Research on these topics comes centrally from several traditionally distinct fields: experimental psychology, computer science, linguistics, philosophy, and neuroscience. Other relevant disciplines—biology, anthropology, economics, decision sciences, and education—are also part of this burgeoning field.
The Cognitive Science Society was formed in 1979, just after the Society for Neuroscience. In recent years, the interdisciplinary cognitive sciences have grown in stature and prominence, both in the US and around the world. There is a renamed section of the National Academy of Sciences and a new National Research Council Board that cover these areas; virtually all major research universities offer graduate and postdoctoral programs in cognitive science and cognitive neuroscience, with variation in the character of the programs depending on the interdisciplinary strengths of each university.
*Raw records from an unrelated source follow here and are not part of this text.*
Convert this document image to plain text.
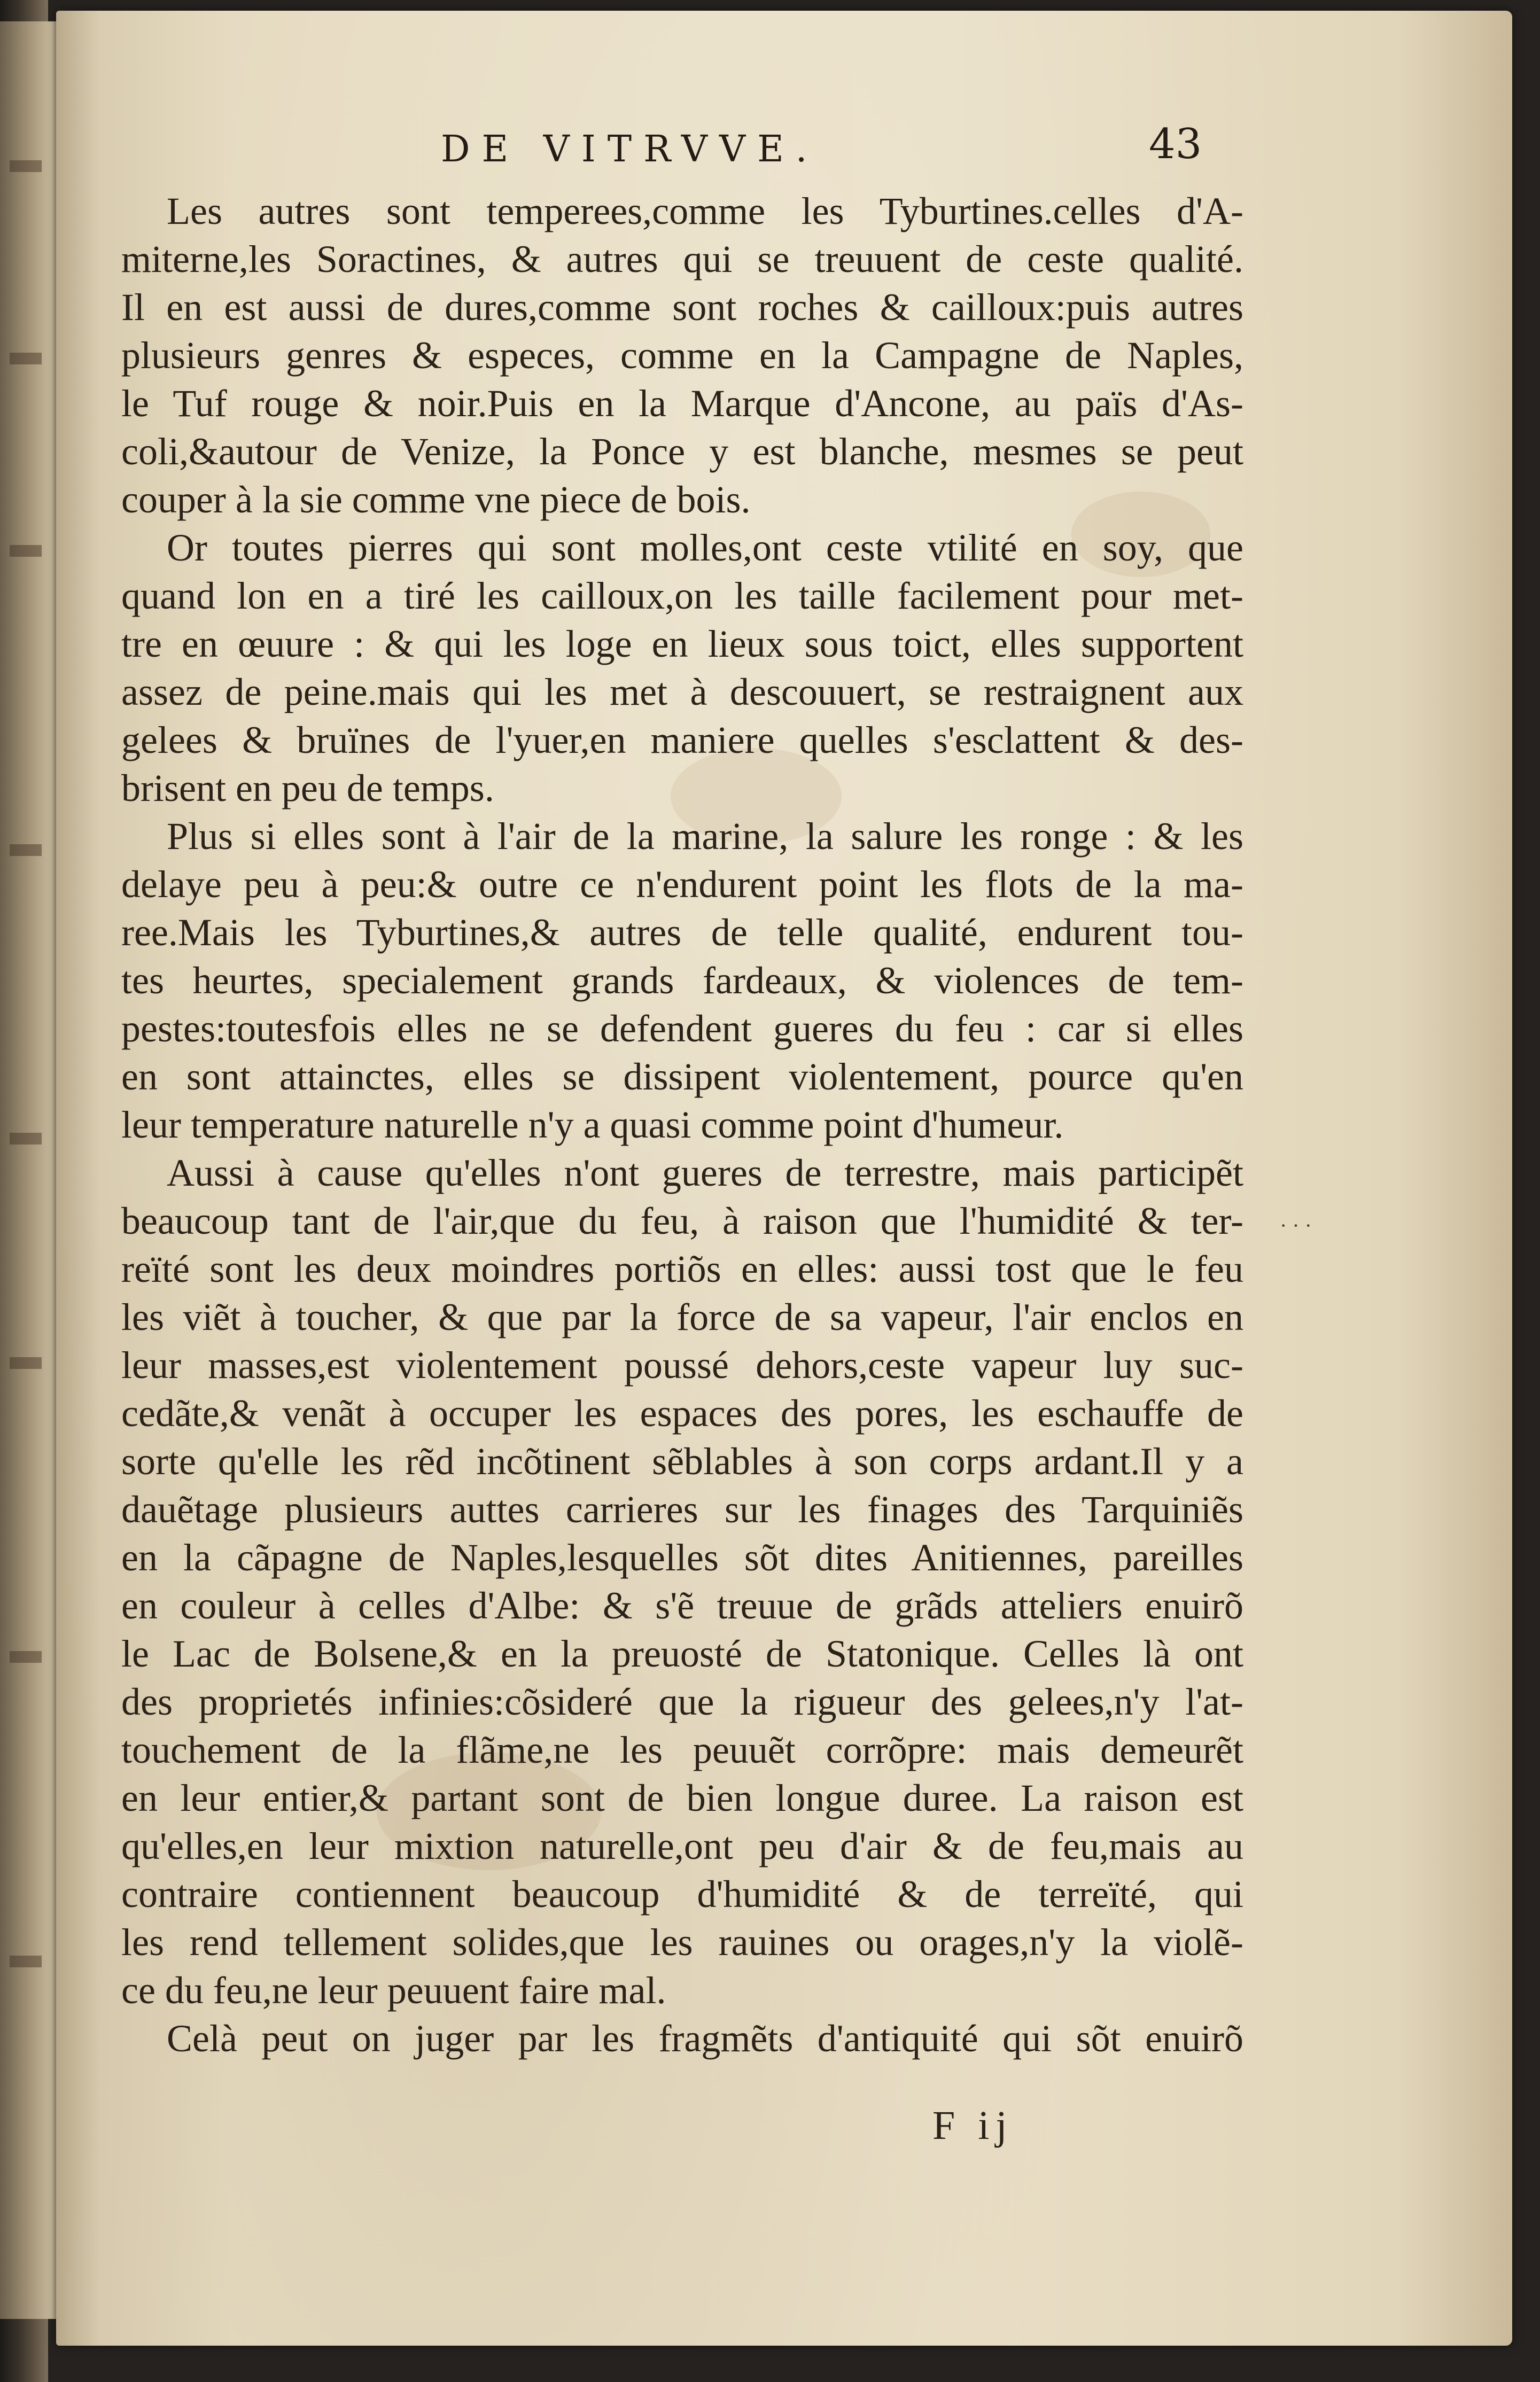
DE VITRVVE.	43
Les autres sont temperees,comme les Tyburtines.celles d'A-
miterne,les Soractines, & autres qui se treuuent de ceste qualité.
Il en est aussi de dures,comme sont roches & cailloux:puis autres
plusieurs genres & especes, comme en la Campagne de Naples,
le Tuf rouge & noir.Puis en la Marque d'Ancone, au païs d'As-
coli,&autour de Venize, la Ponce y est blanche, mesmes se peut
couper à la sie comme vne piece de bois.
Or toutes pierres qui sont molles,ont ceste vtilité en soy, que
quand lon en a tiré les cailloux,on les taille facilement pour met-
tre en œuure : & qui les loge en lieux sous toict, elles supportent
assez de peine.mais qui les met à descouuert, se restraignent aux
gelees & bruïnes de l'yuer,en maniere quelles s'esclattent & des-
brisent en peu de temps.
Plus si elles sont à l'air de la marine, la salure les ronge : & les
delaye peu à peu:& outre ce n'endurent point les flots de la ma-
ree.Mais les Tyburtines,& autres de telle qualité, endurent tou-
tes heurtes, specialement grands fardeaux, & violences de tem-
pestes:toutesfois elles ne se defendent gueres du feu : car si elles
en sont attainctes, elles se dissipent violentement, pource qu'en
leur temperature naturelle n'y a quasi comme point d'humeur.
Aussi à cause qu'elles n'ont gueres de terrestre, mais participẽt
beaucoup tant de l'air,que du feu, à raison que l'humidité & ter-
reïté sont les deux moindres portiõs en elles: aussi tost que le feu
les viẽt à toucher, & que par la force de sa vapeur, l'air enclos en
leur masses,est violentement poussé dehors,ceste vapeur luy suc-
cedãte,& venãt à occuper les espaces des pores, les eschauffe de
sorte qu'elle les rẽd incõtinent sẽblables à son corps ardant.Il y a
dauẽtage plusieurs auttes carrieres sur les finages des Tarquiniẽs
en la cãpagne de Naples,lesquelles sõt dites Anitiennes, pareilles
en couleur à celles d'Albe: & s'ẽ treuue de grãds atteliers enuirõ
le Lac de Bolsene,& en la preuosté de Statonique. Celles là ont
des proprietés infinies:cõsideré que la rigueur des gelees,n'y l'at-
touchement de la flãme,ne les peuuẽt corrõpre: mais demeurẽt
en leur entier,& partant sont de bien longue duree. La raison est
qu'elles,en leur mixtion naturelle,ont peu d'air & de feu,mais au
contraire contiennent beaucoup d'humidité & de terreïté, qui
les rend tellement solides,que les rauines ou orages,n'y la violẽ-
ce du feu,ne leur peuuent faire mal.
Celà peut on juger par les fragmẽts d'antiquité qui sõt enuirõ
F ij
· · ·
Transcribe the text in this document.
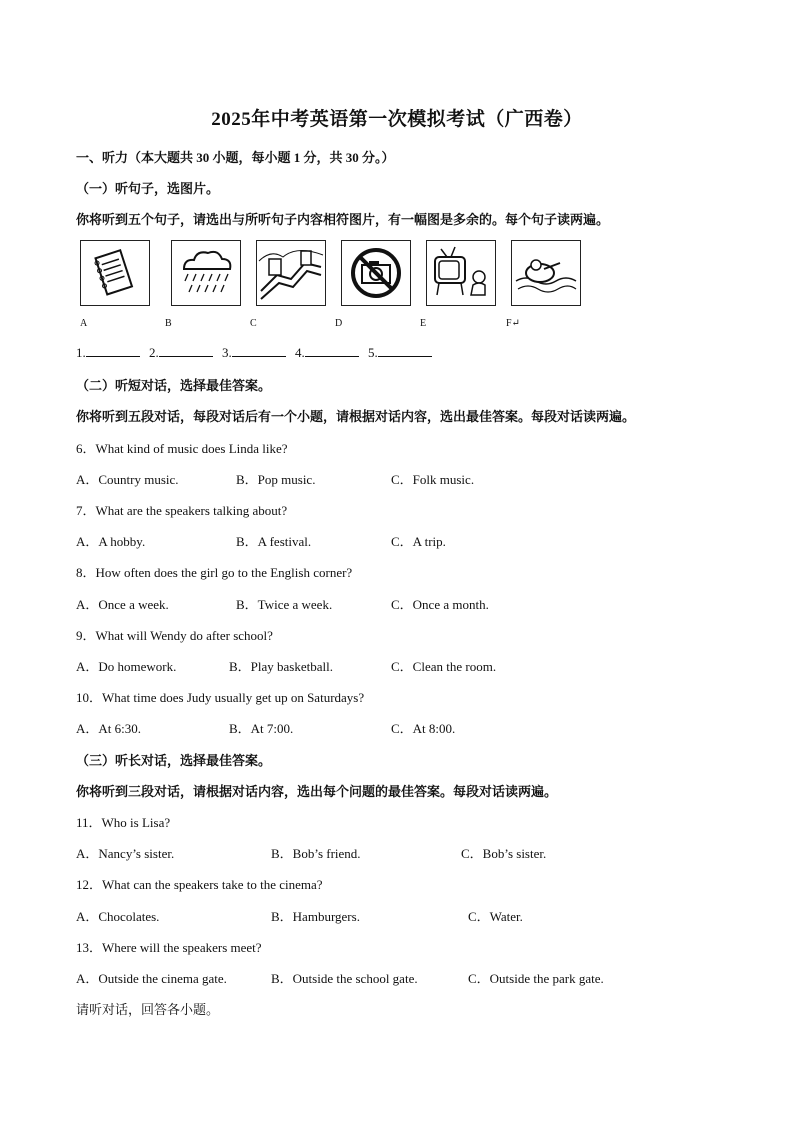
2025年中考英语第一次模拟考试（广西卷）
一、听力（本大题共 30 小题，每小题 1 分，共 30 分。）
（一）听句子，选图片。
你将听到五个句子，请选出与所听句子内容相符图片，有一幅图是多余的。每个句子读两遍。
A	B	C	D	E	F↵
1.	2.	3.	4.	5.
（二）听短对话，选择最佳答案。
你将听到五段对话，每段对话后有一个小题，请根据对话内容，选出最佳答案。每段对话读两遍。
6．What kind of music does Linda like?
A．Country music.	B．Pop music.	C．Folk music.
7．What are the speakers talking about?
A．A hobby.	B．A festival.	C．A trip.
8．How often does the girl go to the English corner?
A．Once a week.	B．Twice a week.	C．Once a month.
9．What will Wendy do after school?
A．Do homework.	B．Play basketball.	C．Clean the room.
10．What time does Judy usually get up on Saturdays?
A．At 6:30.	B．At 7:00.	C．At 8:00.
（三）听长对话，选择最佳答案。
你将听到三段对话，请根据对话内容，选出每个问题的最佳答案。每段对话读两遍。
11．Who is Lisa?
A．Nancy’s sister.	B．Bob’s friend.	C．Bob’s sister.
12．What can the speakers take to the cinema?
A．Chocolates.	B．Hamburgers.	C．Water.
13．Where will the speakers meet?
A．Outside the cinema gate.	B．Outside the school gate.	C．Outside the park gate.
请听对话，回答各小题。
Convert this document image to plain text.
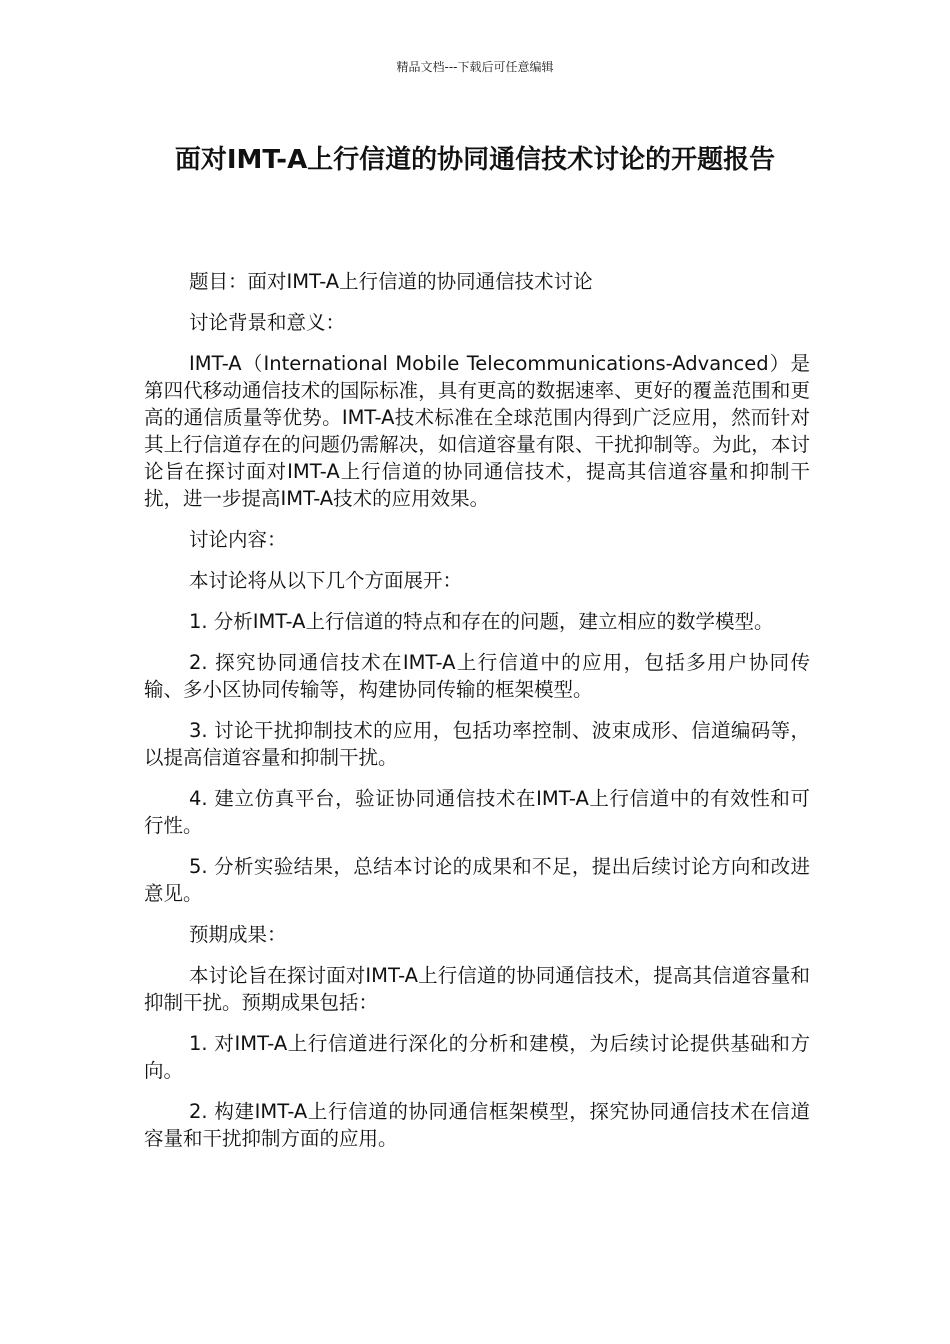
精品文档---下载后可任意编辑
面对IMT-A上行信道的协同通信技术讨论的开题报告

题目：面对IMT-A上行信道的协同通信技术讨论

讨论背景和意义：

IMT-A（International Mobile Telecommunications-Advanced）是第四代移动通信技术的国际标准，具有更高的数据速率、更好的覆盖范围和更高的通信质量等优势。IMT-A技术标准在全球范围内得到广泛应用，然而针对其上行信道存在的问题仍需解决，如信道容量有限、干扰抑制等。为此，本讨论旨在探讨面对IMT-A上行信道的协同通信技术，提高其信道容量和抑制干扰，进一步提高IMT-A技术的应用效果。

讨论内容：

本讨论将从以下几个方面展开：

1. 分析IMT-A上行信道的特点和存在的问题，建立相应的数学模型。

2. 探究协同通信技术在IMT-A上行信道中的应用，包括多用户协同传输、多小区协同传输等，构建协同传输的框架模型。

3. 讨论干扰抑制技术的应用，包括功率控制、波束成形、信道编码等，以提高信道容量和抑制干扰。

4. 建立仿真平台，验证协同通信技术在IMT-A上行信道中的有效性和可行性。

5. 分析实验结果，总结本讨论的成果和不足，提出后续讨论方向和改进意见。

预期成果：

本讨论旨在探讨面对IMT-A上行信道的协同通信技术，提高其信道容量和抑制干扰。预期成果包括：

1. 对IMT-A上行信道进行深化的分析和建模，为后续讨论提供基础和方向。

2. 构建IMT-A上行信道的协同通信框架模型，探究协同通信技术在信道容量和干扰抑制方面的应用。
The recent rise of large language models (LLMs) and artificial intelligence (AI) has further highlighted the central role of cognitive science in understanding, modeling, and attempting to replicate aspects of human cognition—topics that students in the Undergraduate Interdisciplinary Program in Cognitive Science, also known as the CogSci minor, actively explore and grapple with through coursework and research. The two core courses of the minor, together with its distribution requirements , ensure that students engage in interdisciplinary conversations and investigations, drawing on perspectives from neuroscience, linguistics, psychology, computer science, philosophy, anthropology, and beyond.